Gabrielle blinked tears from her eyes: “Oh… not enough.”
“What happened next?” Mia whispered.
“They said that she must be proven to be mermaid or woman. The tide was on the ebb, and some said just throw her back in the harbor and let her swim away. But others said they must save her if she was a woman, and return her to the sea if she was a mermaid, and others just wanted a show—like people do sometimes.”
“They did a trial by water?”
“They did. They took her arms and her poor little feet and they tied her flat on one of the blades of the waterwheel so that it would turn and take her underwater and bring her up again. They thought that if she drowned, then she was a woman who had sinned, and God was taking her to Himself; but if she came out alive, then she was a mermaid, and nothing to do with God nor man. So they laid her on the mill wheel blade and all the while the man who loved her watched them do it, and said not one word.
“They opened the sluice gate so the water poured into the millrace, they took the brake off, the mill wheel turned and she went over the top and down into the pouring water of the millrace, underneath the water as the wheel turned, and then she came up again, out of the other side. Three times they put her deep under the water and three times the millwheel turned and brought her up again, and when they brought her out the last time she was white and blue and her little bleeding feet were still.”
“She was drowned?”
“Of course she was drowned, and the priest her lover lifted her off the blade of the mill wheel and walked with her in his arms down the road to the wadeway and walked deep into the ebbing waters of Broad Rife till everyone thought he would be swept away with her. Then he let her go. And her body with the streaming golden hair turned over and over and sank into the dark waters. And she was never seen again.”
BRISTOL JAIL, AUTUMN 1685
Ned, arriving in Bristol, the greatest provincial slave-trading city in England, found that not one magistrate in the city was prepared to review a transportation. No magistrate wanted to overturn a sentence handed down by the newly appointed Lord Chancellor, and none of the magistrates—all wealthy on slavery—were worried about a wrongful transportation.
“What about the habeas corpus?” Ned demanded of one clerk. “I demand that this Ned Ferryman be brought into court.”
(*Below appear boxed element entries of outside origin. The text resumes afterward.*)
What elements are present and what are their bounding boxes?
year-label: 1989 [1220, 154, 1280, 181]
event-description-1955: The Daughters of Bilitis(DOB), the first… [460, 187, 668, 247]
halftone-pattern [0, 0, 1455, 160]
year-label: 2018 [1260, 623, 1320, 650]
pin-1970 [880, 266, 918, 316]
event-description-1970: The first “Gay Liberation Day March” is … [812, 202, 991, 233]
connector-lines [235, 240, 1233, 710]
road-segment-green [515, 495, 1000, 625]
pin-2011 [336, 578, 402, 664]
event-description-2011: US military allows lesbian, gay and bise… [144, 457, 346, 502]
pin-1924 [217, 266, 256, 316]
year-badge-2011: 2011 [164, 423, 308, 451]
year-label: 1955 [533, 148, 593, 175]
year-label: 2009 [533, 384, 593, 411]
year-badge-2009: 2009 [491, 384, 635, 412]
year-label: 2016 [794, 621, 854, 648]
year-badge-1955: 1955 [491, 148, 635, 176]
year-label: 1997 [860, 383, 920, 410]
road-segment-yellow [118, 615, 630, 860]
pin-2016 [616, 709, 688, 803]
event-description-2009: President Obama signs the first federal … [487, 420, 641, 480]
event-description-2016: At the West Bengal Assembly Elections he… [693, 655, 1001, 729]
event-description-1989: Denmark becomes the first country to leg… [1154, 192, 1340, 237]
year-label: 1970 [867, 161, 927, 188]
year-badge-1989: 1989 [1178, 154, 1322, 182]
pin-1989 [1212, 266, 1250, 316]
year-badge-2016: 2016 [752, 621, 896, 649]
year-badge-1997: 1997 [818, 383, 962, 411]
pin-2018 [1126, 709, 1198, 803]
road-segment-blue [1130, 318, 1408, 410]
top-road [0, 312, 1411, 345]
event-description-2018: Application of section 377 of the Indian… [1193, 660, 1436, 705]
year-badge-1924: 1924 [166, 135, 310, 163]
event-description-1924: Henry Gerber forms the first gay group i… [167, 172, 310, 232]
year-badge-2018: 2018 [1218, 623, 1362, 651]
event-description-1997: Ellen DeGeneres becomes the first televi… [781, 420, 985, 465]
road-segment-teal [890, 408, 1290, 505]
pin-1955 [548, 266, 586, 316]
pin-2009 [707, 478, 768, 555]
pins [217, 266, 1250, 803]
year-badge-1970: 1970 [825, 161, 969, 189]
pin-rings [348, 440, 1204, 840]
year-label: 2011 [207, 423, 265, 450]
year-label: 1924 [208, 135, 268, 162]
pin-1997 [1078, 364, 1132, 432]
“He’s already been in court and sentenced,” the clerk reasoned. “He’s a prisoner, he’s got no rights.”
“You’ve got the wrong man!”
“Who is he then?” the clerk was momentarily interested.
“A servant, an Indian from the Americas. Arrested in error.”
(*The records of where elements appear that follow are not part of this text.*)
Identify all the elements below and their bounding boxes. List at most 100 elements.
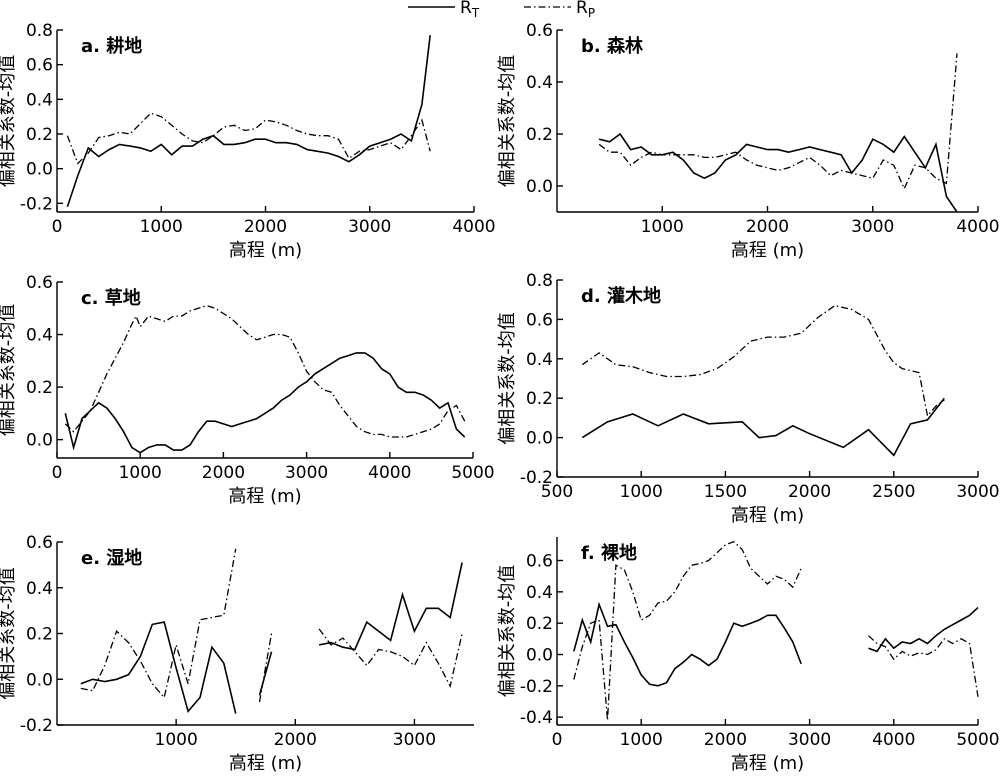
y-tick-label: 0.2 <box>526 125 553 145</box>
chart-panel: 0 1000 2000 3000 4000 5000 0.0 0.2 0.4 0.6 c. 草地高程… <box>0 273 495 507</box>
x-tick-label: 4000 <box>956 217 999 237</box>
series-rt-line <box>64 352 466 454</box>
x-axis-title: 高程 (m) <box>731 753 804 774</box>
x-tick-label: 1000 <box>620 482 663 502</box>
y-tick-label: -0.4 <box>520 708 553 728</box>
y-tick-label: -0.2 <box>520 677 553 697</box>
x-tick-label: 2000 <box>244 217 287 237</box>
x-tick-label: 4000 <box>368 463 411 483</box>
y-axis-title: 偏相关系数-均值 <box>0 567 18 700</box>
x-tick-label: 3000 <box>788 730 831 750</box>
x-tick-label: 2000 <box>704 730 747 750</box>
x-tick-label: 2000 <box>202 463 245 483</box>
x-tick-label: 2000 <box>788 482 831 502</box>
chart-panel: 500 1000 1500 2000 2500 3000 -0.2 0.0 0.2 0.4 0.6 0… <box>497 271 1000 526</box>
y-tick-label: 0.4 <box>26 326 53 346</box>
y-tick-label: 0.0 <box>26 160 53 180</box>
panel-title: d. 灌木地 <box>581 285 661 307</box>
y-tick-label: 0.0 <box>526 177 553 197</box>
chart-panel: 0 1000 2000 3000 4000 5000 -0.4 -0.2 0.0 0.2 0.4 0.… <box>497 537 1000 774</box>
panel-title: b. 森林 <box>581 35 643 57</box>
legend-entry-rt: RT <box>408 0 480 20</box>
legend: RT RP <box>408 0 595 20</box>
x-axis-title: 高程 (m) <box>731 505 804 526</box>
panels: 0 1000 2000 3000 4000 -0.2 0.0 0.2 0.4 0.6 0.8 a. 耕… <box>0 21 1000 774</box>
series-rp-line <box>573 540 802 721</box>
series-rp-line <box>80 548 237 699</box>
y-tick-label: 0.8 <box>526 271 553 291</box>
y-tick-label: 0.4 <box>526 73 553 93</box>
x-tick-label: 3000 <box>285 463 328 483</box>
y-tick-label: 0.2 <box>526 614 553 634</box>
y-axis-title: 偏相关系数-均值 <box>497 55 518 188</box>
y-tick-label: 0.0 <box>26 431 53 451</box>
series-rp-line <box>581 304 945 418</box>
series-rt-line <box>318 562 463 651</box>
series-rp-line <box>868 635 979 697</box>
x-tick-label: 5000 <box>956 730 999 750</box>
y-tick-label: 0.6 <box>526 21 553 41</box>
series-rt-line <box>573 601 802 687</box>
y-tick-label: 0.2 <box>26 125 53 145</box>
y-tick-label: 0.0 <box>26 670 53 690</box>
legend-label-rt: RT <box>460 0 480 20</box>
x-tick-label: 0 <box>52 463 63 483</box>
x-tick-label: 2500 <box>872 482 915 502</box>
x-tick-label: 4000 <box>872 730 915 750</box>
series-rt-line <box>598 132 958 213</box>
series-rt-line <box>581 397 945 457</box>
x-tick-label: 1000 <box>140 217 183 237</box>
x-tick-label: 1500 <box>704 482 747 502</box>
y-tick-label: 0.6 <box>526 552 553 572</box>
x-tick-label: 1000 <box>641 217 684 237</box>
series-rt-line <box>868 606 979 653</box>
series-rp-line <box>258 633 273 703</box>
y-tick-label: 0.2 <box>526 389 553 409</box>
x-tick-label: 3000 <box>393 730 436 750</box>
y-tick-label: 0.4 <box>526 583 553 603</box>
x-axis-title: 高程 (m) <box>228 486 301 507</box>
x-tick-label: 1000 <box>620 730 663 750</box>
y-tick-label: 0.6 <box>26 533 53 553</box>
series-rt-line <box>258 651 273 696</box>
y-axis-title: 偏相关系数-均值 <box>0 304 18 437</box>
x-tick-label: 0 <box>52 217 63 237</box>
x-axis-title: 高程 (m) <box>229 753 302 774</box>
y-tick-label: 0.2 <box>26 625 53 645</box>
x-tick-label: 3000 <box>851 217 894 237</box>
x-axis-title: 高程 (m) <box>731 240 804 261</box>
y-axis-title: 偏相关系数-均值 <box>497 312 518 445</box>
series-rt-line <box>66 35 431 208</box>
x-tick-label: 4000 <box>452 217 495 237</box>
x-tick-label: 1000 <box>119 463 162 483</box>
x-tick-label: 0 <box>552 730 563 750</box>
y-tick-label: 0.4 <box>526 350 553 370</box>
x-tick-label: 2000 <box>746 217 789 237</box>
x-tick-label: 3000 <box>348 217 391 237</box>
y-tick-label: 0.6 <box>526 310 553 330</box>
panel-title: a. 耕地 <box>81 35 142 57</box>
panel-title: f. 裸地 <box>581 542 637 564</box>
y-tick-label: 0.6 <box>26 273 53 293</box>
y-tick-label: 0.4 <box>26 90 53 110</box>
x-tick-label: 1000 <box>155 730 198 750</box>
legend-entry-rp: RP <box>524 0 595 20</box>
x-tick-label: 500 <box>541 482 573 502</box>
panel-title: e. 湿地 <box>81 547 142 569</box>
y-axis-title: 偏相关系数-均值 <box>497 565 518 698</box>
chart-panel: 0 1000 2000 3000 4000 -0.2 0.0 0.2 0.4 0.6 0.8 a. 耕… <box>0 21 496 261</box>
x-tick-label: 3000 <box>956 482 999 502</box>
y-tick-label: 0.0 <box>526 429 553 449</box>
series-rp-line <box>318 628 463 688</box>
y-axis-title: 偏相关系数-均值 <box>0 55 18 188</box>
panel-title: c. 草地 <box>81 287 141 309</box>
x-tick-label: 2000 <box>274 730 317 750</box>
y-tick-label: -0.2 <box>20 716 53 736</box>
y-tick-label: 0.2 <box>26 378 53 398</box>
y-tick-label: -0.2 <box>520 468 553 488</box>
series-rp-line <box>66 112 431 165</box>
y-tick-label: -0.2 <box>20 194 53 214</box>
y-tick-label: 0.0 <box>526 646 553 666</box>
“Should have said so at the trial.”
“You know they were hanged if they pleaded not guilty.”
The clerk shrugged. “You say, he’s an Indian?”
“Yes—a Praying Indian. A Christian. From New England.”
“Then he’s not an Englishman—habeas corpus don’t apply. An Indian’s got no rights: no more than a woman or a child or an idiot. Only his owner could demand sight of him, and his owner would be punished for his crime. Are you his owner?”